I know this came up in another thread and I commented on trying to see if a Thompson clamp portion would fit. Initially, upon my holding the Thompson lower piece up to the KCNC post it looked too large to fit on the post. Well today I took them both apart and gave it a shot. The lower portion (cradle) is every so slightly too large. But this is nothing that can't be solved with a light hit with a dremill. I went ahead and bolted it up and it looks like the cradle is about 1mm shy of bottoming out into the seatpost as it should. 
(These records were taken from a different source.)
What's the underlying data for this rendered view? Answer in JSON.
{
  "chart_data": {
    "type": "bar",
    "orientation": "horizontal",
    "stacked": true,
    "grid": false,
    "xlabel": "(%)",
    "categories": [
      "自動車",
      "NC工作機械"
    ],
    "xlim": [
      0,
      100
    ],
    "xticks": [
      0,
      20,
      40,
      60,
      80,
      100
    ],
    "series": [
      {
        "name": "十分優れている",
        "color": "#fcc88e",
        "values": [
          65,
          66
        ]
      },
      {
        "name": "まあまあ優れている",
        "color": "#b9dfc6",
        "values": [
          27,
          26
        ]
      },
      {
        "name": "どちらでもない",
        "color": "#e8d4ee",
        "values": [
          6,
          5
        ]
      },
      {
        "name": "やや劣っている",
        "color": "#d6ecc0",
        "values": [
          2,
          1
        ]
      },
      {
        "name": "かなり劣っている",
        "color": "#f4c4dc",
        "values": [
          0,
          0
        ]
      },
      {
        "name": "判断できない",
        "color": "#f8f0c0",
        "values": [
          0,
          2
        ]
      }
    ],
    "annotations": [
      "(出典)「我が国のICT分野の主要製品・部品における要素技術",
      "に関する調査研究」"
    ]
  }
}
So, the reason I am posting this is that the one down side I have seen with the KCNC post is that you can't and probably should not run it with a carbon railed saddle. But knowing that the fit is so close and can be modded then you can now pick up the carbon replacement portions or at least the lower cradle portion and slap it on the KCNC and then run a full carbon saddle!!!! +1 for KCNC!!!


----------



## 1SPD (Apr 25, 2010)

Here is a link for the upper/lower carbon cradles you can buy that will fit once you trim down the post slightly. In any case, I will more than likely give this a shot but plan on going for a ride with it set up as is tomorrow and see how it all works with the stock Thompson lower cradle. Not sure if you will even need the upper at this point I am going to ride with the stock KCNC hardware and upper clamps.
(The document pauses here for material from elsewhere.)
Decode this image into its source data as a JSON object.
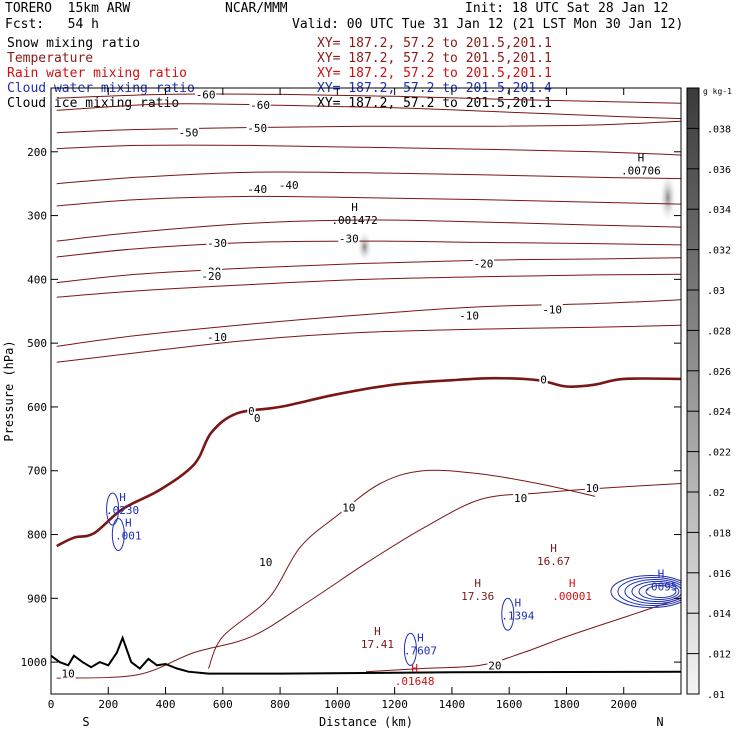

http://smud-carbon.eu/thomson_lower.html. 
http://smud-carbon.eu/thomson_upper.html


----------



## customfab (Jun 8, 2008)

I've got Ti skewers on my road bike (which are not a good idea for disc brake use) and they have been fine. I also have a set of the road brakes that I was given and thought I would give them a shot. I will say that I've been impressed, I like to be able to stop fast and usually shy away from lightweight brakes because of that. I'd say the performance of the brakes is on par with the Chorus brakes they replaced.


----------



## Onie (Sep 15, 2005)

With my newly built Trail/ AM rig, I've gotten a few of KCNC stuff: SC Bone scandium flatbar, its Titanium Mountain Skewers, EVA Foam Grips! I should have gone with their stems as well but Extralite's was too tempting to pass it up!!! Good stuff, indeed! Fits my budget & application! Just like one said here,_* Light, reliable, and cheap. A rare combination*_. :thumbsup: Second that, mate!

PS> just left all the cabon eye-candies with my XC bike instead...


----------



## shapirus (Jun 28, 2009)

Any long term report on Fly Ride stem? Actual weight info?
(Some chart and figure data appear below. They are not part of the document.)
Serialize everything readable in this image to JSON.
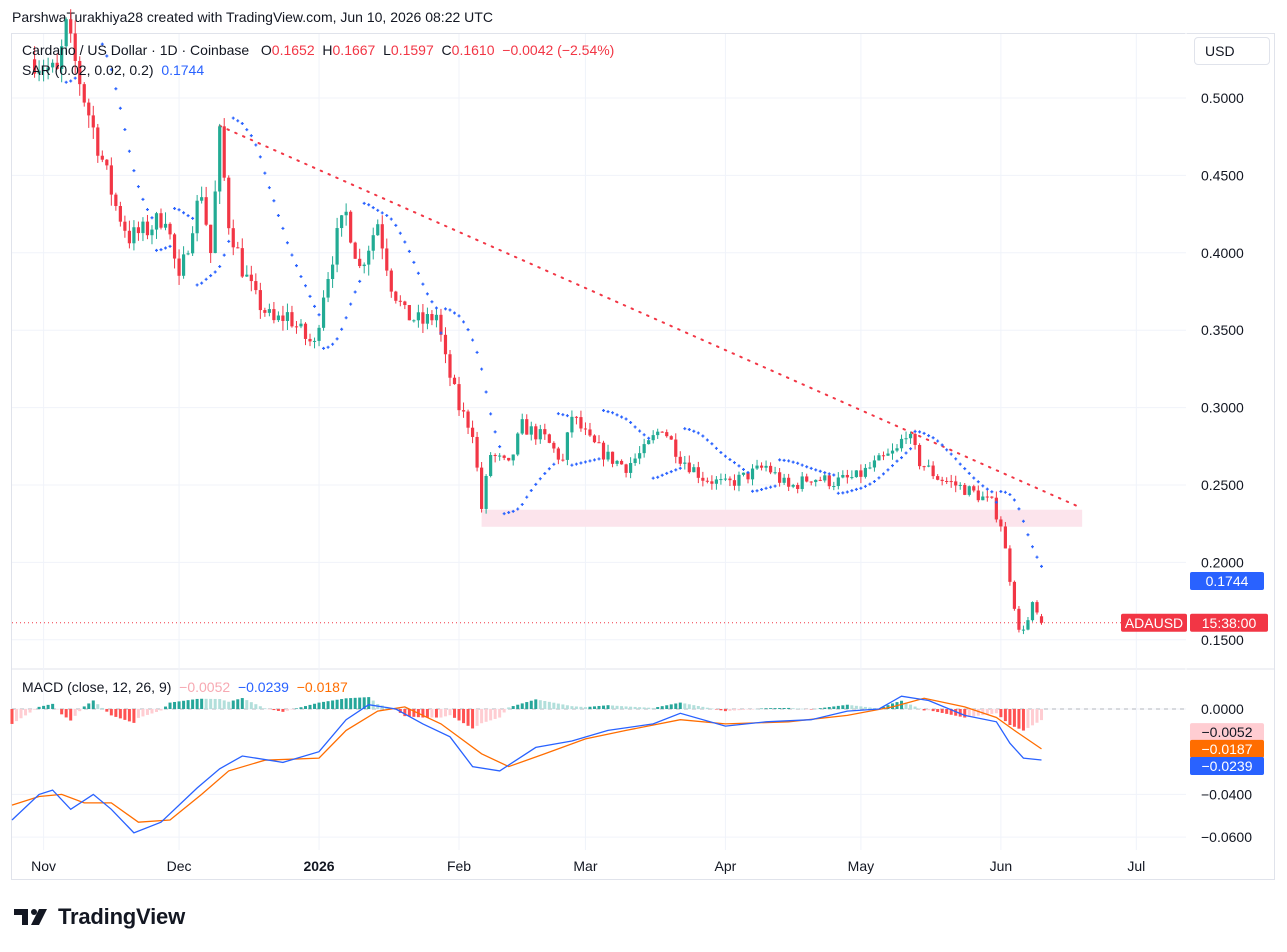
{
  "header": {
    "attribution": "ParshwaTurakhiya28 created with TradingView.com, Jun 10, 2026 08:22 UTC"
  },
  "legend": {
    "symbol": "Cardano / US Dollar · 1D · Coinbase",
    "o_label": "O",
    "o_value": "0.1652",
    "h_label": "H",
    "h_value": "0.1667",
    "l_label": "L",
    "l_value": "0.1597",
    "c_label": "C",
    "c_value": "0.1610",
    "change": "−0.0042 (−2.54%)",
    "sar_label": "SAR (0.02, 0.02, 0.2)",
    "sar_value": "0.1744",
    "macd_label": "MACD (close, 12, 26, 9)",
    "macd_hist": "−0.0052",
    "macd_line": "−0.0239",
    "macd_signal": "−0.0187"
  },
  "currency_button": "USD",
  "branding": {
    "logo_text": "TradingView"
  },
  "colors": {
    "up": "#22ab94",
    "down": "#f23645",
    "sar": "#2962ff",
    "macd": "#2962ff",
    "signal": "#ff6d00",
    "hist_up_strong": "#26a69a",
    "hist_up_weak": "#b2dfdb",
    "hist_down_strong": "#ff5252",
    "hist_down_weak": "#ffcdd2",
    "zone": "#fce4ec",
    "trendline": "#f23645"
  },
  "chart_data": [
    {
      "type": "candlestick",
      "title": "Cardano / US Dollar · 1D · Coinbase",
      "ylim": [
        0.135,
        0.535
      ],
      "y_ticks": [
        "0.5000",
        "0.4500",
        "0.4000",
        "0.3500",
        "0.3000",
        "0.2500",
        "0.2000",
        "0.1500"
      ],
      "x_ticks": [
        {
          "label": "Nov",
          "date": "2025-11-01"
        },
        {
          "label": "Dec",
          "date": "2025-12-01"
        },
        {
          "label": "2026",
          "date": "2026-01-01",
          "bold": true
        },
        {
          "label": "Feb",
          "date": "2026-02-01"
        },
        {
          "label": "Mar",
          "date": "2026-03-01"
        },
        {
          "label": "Apr",
          "date": "2026-04-01"
        },
        {
          "label": "May",
          "date": "2026-05-01"
        },
        {
          "label": "Jun",
          "date": "2026-06-01"
        },
        {
          "label": "Jul",
          "date": "2026-07-01"
        }
      ],
      "x_range": [
        "2025-10-25",
        "2026-07-12"
      ],
      "price_path": [
        [
          "2025-10-30",
          0.525
        ],
        [
          "2025-11-04",
          0.515
        ],
        [
          "2025-11-06",
          0.545
        ],
        [
          "2025-11-10",
          0.5
        ],
        [
          "2025-11-13",
          0.47
        ],
        [
          "2025-11-17",
          0.43
        ],
        [
          "2025-11-20",
          0.41
        ],
        [
          "2025-11-24",
          0.415
        ],
        [
          "2025-11-28",
          0.425
        ],
        [
          "2025-12-01",
          0.38
        ],
        [
          "2025-12-04",
          0.42
        ],
        [
          "2025-12-06",
          0.44
        ],
        [
          "2025-12-08",
          0.4
        ],
        [
          "2025-12-10",
          0.475
        ],
        [
          "2025-12-12",
          0.42
        ],
        [
          "2025-12-15",
          0.39
        ],
        [
          "2025-12-18",
          0.37
        ],
        [
          "2025-12-22",
          0.355
        ],
        [
          "2025-12-25",
          0.36
        ],
        [
          "2025-12-29",
          0.345
        ],
        [
          "2025-12-31",
          0.34
        ],
        [
          "2026-01-02",
          0.375
        ],
        [
          "2026-01-05",
          0.41
        ],
        [
          "2026-01-07",
          0.425
        ],
        [
          "2026-01-10",
          0.39
        ],
        [
          "2026-01-14",
          0.42
        ],
        [
          "2026-01-17",
          0.38
        ],
        [
          "2026-01-20",
          0.36
        ],
        [
          "2026-01-24",
          0.355
        ],
        [
          "2026-01-27",
          0.36
        ],
        [
          "2026-01-29",
          0.33
        ],
        [
          "2026-02-01",
          0.3
        ],
        [
          "2026-02-04",
          0.285
        ],
        [
          "2026-02-06",
          0.235
        ],
        [
          "2026-02-08",
          0.27
        ],
        [
          "2026-02-12",
          0.262
        ],
        [
          "2026-02-15",
          0.288
        ],
        [
          "2026-02-20",
          0.28
        ],
        [
          "2026-02-24",
          0.265
        ],
        [
          "2026-02-26",
          0.295
        ],
        [
          "2026-03-02",
          0.278
        ],
        [
          "2026-03-06",
          0.268
        ],
        [
          "2026-03-10",
          0.262
        ],
        [
          "2026-03-14",
          0.272
        ],
        [
          "2026-03-18",
          0.288
        ],
        [
          "2026-03-22",
          0.268
        ],
        [
          "2026-03-27",
          0.255
        ],
        [
          "2026-04-01",
          0.25
        ],
        [
          "2026-04-05",
          0.255
        ],
        [
          "2026-04-10",
          0.262
        ],
        [
          "2026-04-15",
          0.248
        ],
        [
          "2026-04-20",
          0.255
        ],
        [
          "2026-04-25",
          0.252
        ],
        [
          "2026-04-30",
          0.255
        ],
        [
          "2026-05-05",
          0.265
        ],
        [
          "2026-05-09",
          0.272
        ],
        [
          "2026-05-11",
          0.285
        ],
        [
          "2026-05-14",
          0.265
        ],
        [
          "2026-05-18",
          0.255
        ],
        [
          "2026-05-22",
          0.25
        ],
        [
          "2026-05-26",
          0.245
        ],
        [
          "2026-05-30",
          0.238
        ],
        [
          "2026-06-01",
          0.225
        ],
        [
          "2026-06-03",
          0.19
        ],
        [
          "2026-06-05",
          0.155
        ],
        [
          "2026-06-07",
          0.162
        ],
        [
          "2026-06-08",
          0.172
        ],
        [
          "2026-06-10",
          0.161
        ]
      ],
      "last_candle": {
        "date": "2026-06-10",
        "open": 0.1652,
        "high": 0.1667,
        "low": 0.1597,
        "close": 0.161
      },
      "sar": {
        "name": "SAR (0.02, 0.02, 0.2)",
        "last": 0.1744
      },
      "trendline": {
        "from": [
          "2025-12-10",
          0.482
        ],
        "to": [
          "2026-06-19",
          0.235
        ],
        "style": "dotted"
      },
      "support_zone": {
        "from": "2026-02-06",
        "to": "2026-06-19",
        "low": 0.223,
        "high": 0.234
      },
      "current_price_line": 0.161,
      "price_label": {
        "symbol": "ADAUSD",
        "countdown": "15:38:00"
      },
      "axis_badges": {
        "sar_value": "0.1744"
      }
    },
    {
      "type": "line",
      "title": "MACD (close, 12, 26, 9)",
      "ylim": [
        -0.064,
        0.004
      ],
      "y_ticks": [
        "0.0000",
        "−0.0400",
        "−0.0600"
      ],
      "series": [
        {
          "name": "MACD",
          "last": -0.0239,
          "points": [
            [
              "2025-10-25",
              -0.052
            ],
            [
              "2025-10-31",
              -0.04
            ],
            [
              "2025-11-03",
              -0.038
            ],
            [
              "2025-11-07",
              -0.047
            ],
            [
              "2025-11-12",
              -0.04
            ],
            [
              "2025-11-16",
              -0.047
            ],
            [
              "2025-11-21",
              -0.058
            ],
            [
              "2025-11-27",
              -0.053
            ],
            [
              "2025-12-05",
              -0.037
            ],
            [
              "2025-12-10",
              -0.028
            ],
            [
              "2025-12-15",
              -0.022
            ],
            [
              "2025-12-24",
              -0.025
            ],
            [
              "2026-01-01",
              -0.02
            ],
            [
              "2026-01-07",
              -0.005
            ],
            [
              "2026-01-12",
              0.002
            ],
            [
              "2026-01-18",
              0.0
            ],
            [
              "2026-01-24",
              -0.007
            ],
            [
              "2026-01-30",
              -0.013
            ],
            [
              "2026-02-04",
              -0.027
            ],
            [
              "2026-02-10",
              -0.029
            ],
            [
              "2026-02-18",
              -0.018
            ],
            [
              "2026-02-26",
              -0.015
            ],
            [
              "2026-03-06",
              -0.01
            ],
            [
              "2026-03-16",
              -0.007
            ],
            [
              "2026-03-22",
              -0.002
            ],
            [
              "2026-04-01",
              -0.008
            ],
            [
              "2026-04-10",
              -0.006
            ],
            [
              "2026-04-20",
              -0.005
            ],
            [
              "2026-04-28",
              -0.001
            ],
            [
              "2026-05-05",
              0.0
            ],
            [
              "2026-05-10",
              0.006
            ],
            [
              "2026-05-16",
              0.004
            ],
            [
              "2026-05-24",
              -0.003
            ],
            [
              "2026-05-31",
              -0.006
            ],
            [
              "2026-06-03",
              -0.016
            ],
            [
              "2026-06-06",
              -0.023
            ],
            [
              "2026-06-10",
              -0.0239
            ]
          ]
        },
        {
          "name": "Signal",
          "last": -0.0187,
          "points": [
            [
              "2025-10-25",
              -0.045
            ],
            [
              "2025-10-31",
              -0.041
            ],
            [
              "2025-11-05",
              -0.04
            ],
            [
              "2025-11-10",
              -0.044
            ],
            [
              "2025-11-16",
              -0.044
            ],
            [
              "2025-11-22",
              -0.053
            ],
            [
              "2025-11-29",
              -0.052
            ],
            [
              "2025-12-06",
              -0.04
            ],
            [
              "2025-12-12",
              -0.029
            ],
            [
              "2025-12-20",
              -0.024
            ],
            [
              "2026-01-01",
              -0.023
            ],
            [
              "2026-01-07",
              -0.01
            ],
            [
              "2026-01-14",
              -0.001
            ],
            [
              "2026-01-20",
              0.001
            ],
            [
              "2026-01-28",
              -0.007
            ],
            [
              "2026-02-06",
              -0.021
            ],
            [
              "2026-02-12",
              -0.027
            ],
            [
              "2026-02-20",
              -0.021
            ],
            [
              "2026-03-01",
              -0.014
            ],
            [
              "2026-03-10",
              -0.01
            ],
            [
              "2026-03-22",
              -0.005
            ],
            [
              "2026-04-01",
              -0.007
            ],
            [
              "2026-04-15",
              -0.006
            ],
            [
              "2026-04-28",
              -0.003
            ],
            [
              "2026-05-08",
              0.001
            ],
            [
              "2026-05-15",
              0.005
            ],
            [
              "2026-05-24",
              0.001
            ],
            [
              "2026-05-31",
              -0.004
            ],
            [
              "2026-06-04",
              -0.01
            ],
            [
              "2026-06-10",
              -0.0187
            ]
          ]
        }
      ],
      "histogram": {
        "last": -0.0052
      }
    }
  ]
}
Considering it for AM usage.


----------



## Woz (Jan 11, 2006)

We've not seen a single problem with the Fly Ride stems and personally I think they're a great choice given the weight and price. 

I just put a 9cm 31.8 version on the scale and it was 116.1 grams.


----------



## spunkmtb (Jun 22, 2009)

I have been on a KCNC stem for years. Very beautiful. I think it's 94 grams in 90mm. Never had a problem with it. Also use their skewers & Bar ends.


----------